Le Pape ne se situe pas au niveau des solutions ; il indique un chemin. Face à la gravité du réchauffement climatique et à la maltraitance de la planète «  il faut entrer en dialogue avec tous au sujet de notre maison commune… chercher ensemble des chemins de libération ». Ce désir de dialogue entre tous conduit François à
adresser son texte à «  tous les hommes de bonne volonté », clin d’oeil en direction du Pape Jean XXIII à qui l’expression est empruntée. Une pratique nouvelle pour une « écologie intégrale » est l’affaire de tous, et non des seuls gouvernements qui ne sont bien souvent que le reflet de leur opinion publique. François met en garde contre des vues écologiques étriquées, il s’élève notamment contre les mouvements qui prônent la limitation de la population comme solution à la crise écologique.
Le Pape fait un constat : « Nous n’avons jamais autant maltraité ni fait de mal à notre maison commune qu’en ces deux derniers siècles ». Mais la crise écologique n’est pas séparable de la crise sociale. C’est pourquoi le Pape parle d’ « écologie intégrale qui a clairement des dimensions humaines et sociales ». Il faut lutter contre les inégalités que ce soit à l’intérieur des nations comme entre les nations. François n’hésite pas à écrire : « Il y a une vraie “dette écologique“ entre le Nord et le Sud. Cette dette doit être soldée, aussi les pays développés sont-ils invités à réduire de manière significative leur consommation d’énergie, ce qui oblige chacun à modifier sa manière de vivre. Un soutien très net est apporté au développement des énergies renouvelables :
« L’exploitation directe de l’abondante énergie solaire demande que des mécanismes et des subsides soient établis de sorte que les pays en développement puissent y accéder ». Le marché du carbone n’est pas une solution, car c’est encore le point de vue des sociétés riches qui est pris en considération.

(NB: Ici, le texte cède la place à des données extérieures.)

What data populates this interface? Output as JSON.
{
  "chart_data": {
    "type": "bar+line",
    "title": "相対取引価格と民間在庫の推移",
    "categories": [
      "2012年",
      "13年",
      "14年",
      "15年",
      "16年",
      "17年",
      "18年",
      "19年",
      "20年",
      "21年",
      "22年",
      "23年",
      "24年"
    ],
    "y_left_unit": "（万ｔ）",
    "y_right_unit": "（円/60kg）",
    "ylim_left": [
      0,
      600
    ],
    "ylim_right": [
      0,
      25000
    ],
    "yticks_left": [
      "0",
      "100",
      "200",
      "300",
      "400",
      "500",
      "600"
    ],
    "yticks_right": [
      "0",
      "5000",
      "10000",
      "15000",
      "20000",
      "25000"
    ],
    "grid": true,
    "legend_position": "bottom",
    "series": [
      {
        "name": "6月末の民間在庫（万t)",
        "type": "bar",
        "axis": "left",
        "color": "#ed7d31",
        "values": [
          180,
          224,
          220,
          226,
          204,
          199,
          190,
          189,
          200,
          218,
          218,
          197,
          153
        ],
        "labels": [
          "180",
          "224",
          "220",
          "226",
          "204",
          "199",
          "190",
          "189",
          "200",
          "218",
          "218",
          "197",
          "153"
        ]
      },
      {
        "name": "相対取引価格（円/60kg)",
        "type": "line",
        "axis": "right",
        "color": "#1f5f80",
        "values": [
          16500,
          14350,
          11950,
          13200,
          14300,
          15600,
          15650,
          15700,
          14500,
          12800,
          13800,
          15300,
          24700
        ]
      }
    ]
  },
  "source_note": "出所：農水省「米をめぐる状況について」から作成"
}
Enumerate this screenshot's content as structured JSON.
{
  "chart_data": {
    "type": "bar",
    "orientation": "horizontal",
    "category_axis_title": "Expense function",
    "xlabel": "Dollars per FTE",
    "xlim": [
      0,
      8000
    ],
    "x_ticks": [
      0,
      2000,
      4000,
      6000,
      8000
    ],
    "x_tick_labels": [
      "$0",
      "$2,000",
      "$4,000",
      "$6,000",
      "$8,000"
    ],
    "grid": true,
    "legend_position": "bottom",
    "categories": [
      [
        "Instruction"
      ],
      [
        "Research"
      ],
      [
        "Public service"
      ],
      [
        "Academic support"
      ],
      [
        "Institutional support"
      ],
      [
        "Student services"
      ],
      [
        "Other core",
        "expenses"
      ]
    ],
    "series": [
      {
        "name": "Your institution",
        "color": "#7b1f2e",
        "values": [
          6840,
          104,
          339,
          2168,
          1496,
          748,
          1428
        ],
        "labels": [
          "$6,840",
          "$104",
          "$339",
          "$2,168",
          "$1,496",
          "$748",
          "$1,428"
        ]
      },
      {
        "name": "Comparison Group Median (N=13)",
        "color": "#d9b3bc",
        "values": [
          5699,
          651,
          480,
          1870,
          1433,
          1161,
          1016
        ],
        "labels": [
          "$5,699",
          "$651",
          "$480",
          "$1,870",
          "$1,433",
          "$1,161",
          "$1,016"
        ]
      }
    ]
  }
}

Notre monde est un monde limité ; son exploitation pour le bien-être d’une seule catégorie de la population est inacceptable. Tout ce qui est possible ne convient pas : « Jamais l’humanité n’a eu autant de pouvoir sur elle-même et rien ne garantit qu’elle s’en servira toujours bien ». Il faut faire des choix éthiques et savoir se restreindre volontairement. L’écologie ne trouve son véritable sens que dans la mesure où elle est sous-tendue par un désir de fraternité universelle : « Nous ne pouvons pas prétendre soigner notre relation à la nature et à l’environnement sans assainir toutes les relations fondamentales de l’être humain ». Ce lien entre nature et fraternité
universelle a été aussi une pensée chère au saint d’Assise.
Le programme tracé par François peut paraître au-dessus des forces humaines, tant les freins sont nombreux.
Aussi n’est-ce pas un hasard si ce texte, rendu public le 18 juin dernier, est daté du 24 mai, fête de la Pentecôte. N’est-ce pas un signe de la source de l’espérance portée par le document ? Ce qui n’est pas possible aux seules forces humaines devient possible lorsque le souffle de l’Esprit et les forces humaines se conjuguent.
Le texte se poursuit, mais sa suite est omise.